Arguably, labs are forced to migrate in this direction to differentiate away from genetic sequencing alone as the that becomes more widely available and commoditized. (Click to enlarge).
The points is, as you migrate from "traditional reference lab" version 1.0 to what Navican - or others - are trying to do, you are shifting "the nature of the firm" and "the boundaries of the firm" in a way that business school professors who study GoPro will recognize. Generally, the changes are heavily dependent on new industry realities that are rapidly being enabled by digital health and telemedicine and typically, a few players will be on the cutting edge (or bleeding edge) of new approaches to innovation and integration.
Labs are Also Moving Laterally This Month! Invitae; Color Genomics
In an equally important and interesting trend, molecular labs are moving laterally. In some cases, this is by direct acquisition. This month, Invitae (which has focused on germline genetics in adults) acquired a major playing in the genomic chip space, CombiMatrix, and one of the largest preconception testing laboratories, Good Start Genetics (here; here).
But other combinational approaches are possible. A particularly interesting example is the alliance between Color Genomics and GenomeDx and between Color and Cynvenio (subscription article at Genomeweb, here). Color Genomics provides hereditary cancer tests in the gene panel format, while Cynvenio is in the cancer somatic mutation liquid biopsy space and GenomeDx has a leading test in the prostate cancer prognostic space, Decipher.[***] The alliances will allow efficiencies in reaching physicians and other advantages.
Labs are also moving into broader offerings without acquisitions or alliances. For example, Color Genomics moves from breast cancer testing into hypercholesterolemia (here) and Natera moves from NIPT toward ctDNA (liquid biopsy oncology; here).
And Back to Coase and Robertson
The drivers and forces that led Invitae to proceed by "aquisition" and why Color and its partners proceed by "alliances" are exactly the type of dynamics studied by Coase back in 1931 and by generations of economists since then.
The creative circle of different and diverse allied services is exactly what Robertson discusses with model companies like GoPro.
[*] This article emphasizes that the "lab spinouts" so called offer much more than just labs, e.g. virtual tumor boards or genetic counseling.
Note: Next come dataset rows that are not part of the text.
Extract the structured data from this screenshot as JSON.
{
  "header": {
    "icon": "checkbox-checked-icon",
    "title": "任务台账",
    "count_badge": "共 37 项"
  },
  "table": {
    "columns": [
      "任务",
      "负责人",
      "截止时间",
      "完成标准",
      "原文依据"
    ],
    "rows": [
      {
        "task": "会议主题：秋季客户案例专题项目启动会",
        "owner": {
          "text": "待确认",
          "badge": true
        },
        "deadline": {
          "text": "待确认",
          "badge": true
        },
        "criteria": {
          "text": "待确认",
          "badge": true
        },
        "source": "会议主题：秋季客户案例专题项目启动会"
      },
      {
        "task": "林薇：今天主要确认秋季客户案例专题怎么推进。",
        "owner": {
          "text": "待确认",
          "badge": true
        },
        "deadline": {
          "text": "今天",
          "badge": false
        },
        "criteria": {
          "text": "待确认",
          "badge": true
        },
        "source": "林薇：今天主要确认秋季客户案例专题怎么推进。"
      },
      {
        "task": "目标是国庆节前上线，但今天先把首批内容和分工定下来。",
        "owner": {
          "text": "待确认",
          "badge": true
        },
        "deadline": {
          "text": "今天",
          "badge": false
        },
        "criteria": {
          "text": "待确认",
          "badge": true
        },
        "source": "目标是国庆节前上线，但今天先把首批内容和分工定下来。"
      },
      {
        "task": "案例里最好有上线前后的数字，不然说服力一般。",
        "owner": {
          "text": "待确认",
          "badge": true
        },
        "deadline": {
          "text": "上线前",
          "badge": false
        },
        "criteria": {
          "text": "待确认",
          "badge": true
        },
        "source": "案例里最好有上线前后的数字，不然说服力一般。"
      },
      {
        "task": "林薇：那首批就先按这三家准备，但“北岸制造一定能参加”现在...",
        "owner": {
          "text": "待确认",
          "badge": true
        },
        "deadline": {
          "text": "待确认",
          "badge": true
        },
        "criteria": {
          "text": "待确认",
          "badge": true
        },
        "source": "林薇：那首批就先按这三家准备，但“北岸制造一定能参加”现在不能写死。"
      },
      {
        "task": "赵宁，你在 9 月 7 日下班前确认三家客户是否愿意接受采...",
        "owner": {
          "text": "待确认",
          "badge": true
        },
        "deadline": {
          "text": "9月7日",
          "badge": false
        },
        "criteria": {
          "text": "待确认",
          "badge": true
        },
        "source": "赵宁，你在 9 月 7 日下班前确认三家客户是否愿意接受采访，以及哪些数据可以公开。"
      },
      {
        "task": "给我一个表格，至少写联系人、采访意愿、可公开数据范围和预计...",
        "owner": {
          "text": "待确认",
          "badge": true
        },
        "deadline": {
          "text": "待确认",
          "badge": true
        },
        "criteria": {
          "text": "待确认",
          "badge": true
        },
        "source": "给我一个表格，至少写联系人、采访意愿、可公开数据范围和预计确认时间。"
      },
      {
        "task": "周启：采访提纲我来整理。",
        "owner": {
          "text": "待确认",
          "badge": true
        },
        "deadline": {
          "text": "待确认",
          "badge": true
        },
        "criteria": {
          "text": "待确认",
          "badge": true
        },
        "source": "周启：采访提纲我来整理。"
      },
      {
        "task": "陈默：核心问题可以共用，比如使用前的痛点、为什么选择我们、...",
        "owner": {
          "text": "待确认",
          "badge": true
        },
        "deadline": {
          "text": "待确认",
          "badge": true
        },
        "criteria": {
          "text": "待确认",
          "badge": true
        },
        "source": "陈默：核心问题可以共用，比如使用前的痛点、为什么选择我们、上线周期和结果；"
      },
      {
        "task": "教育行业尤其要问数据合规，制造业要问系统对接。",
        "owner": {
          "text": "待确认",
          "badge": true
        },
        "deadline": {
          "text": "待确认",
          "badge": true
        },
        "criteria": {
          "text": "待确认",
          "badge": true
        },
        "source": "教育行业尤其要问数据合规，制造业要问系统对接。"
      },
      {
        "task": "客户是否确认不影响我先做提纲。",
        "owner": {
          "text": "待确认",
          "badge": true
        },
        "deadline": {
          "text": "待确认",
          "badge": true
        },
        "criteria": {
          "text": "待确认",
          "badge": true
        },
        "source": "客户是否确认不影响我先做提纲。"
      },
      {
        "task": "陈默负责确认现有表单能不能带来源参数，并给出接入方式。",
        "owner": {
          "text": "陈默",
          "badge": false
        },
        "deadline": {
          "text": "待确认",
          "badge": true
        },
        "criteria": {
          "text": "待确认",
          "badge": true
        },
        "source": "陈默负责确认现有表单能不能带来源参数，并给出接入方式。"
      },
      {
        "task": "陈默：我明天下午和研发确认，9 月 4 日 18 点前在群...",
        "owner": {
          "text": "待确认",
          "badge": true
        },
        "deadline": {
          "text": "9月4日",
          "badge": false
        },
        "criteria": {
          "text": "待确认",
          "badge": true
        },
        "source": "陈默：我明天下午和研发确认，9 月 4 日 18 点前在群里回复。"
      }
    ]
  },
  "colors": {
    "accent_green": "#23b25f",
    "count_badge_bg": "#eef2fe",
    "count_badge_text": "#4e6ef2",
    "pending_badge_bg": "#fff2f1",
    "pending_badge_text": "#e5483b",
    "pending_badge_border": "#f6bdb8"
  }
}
If they're labs, it's "Lab 3.0" or something like that. Another spinout, M2Gen from Moffitt Cancer Center, raised $75M and does not even have a lab but is a "healthcare informatics business" such as for genetic information and clinical trials. Here.
[**] In genetic counseling, see also spinout Genome Medical from Invitae recently raised Series A and startups Genematters and Clear Genetics have had $1-2M startup investments.
[***] GenomeDx also has a very interesting innovation in the digital genomics space in its DecipherGrid research program.
The 2017 book by Lewis & McKone, "Edge Strategy," is complementary to the book on complementary innovation by Robertson discussed here.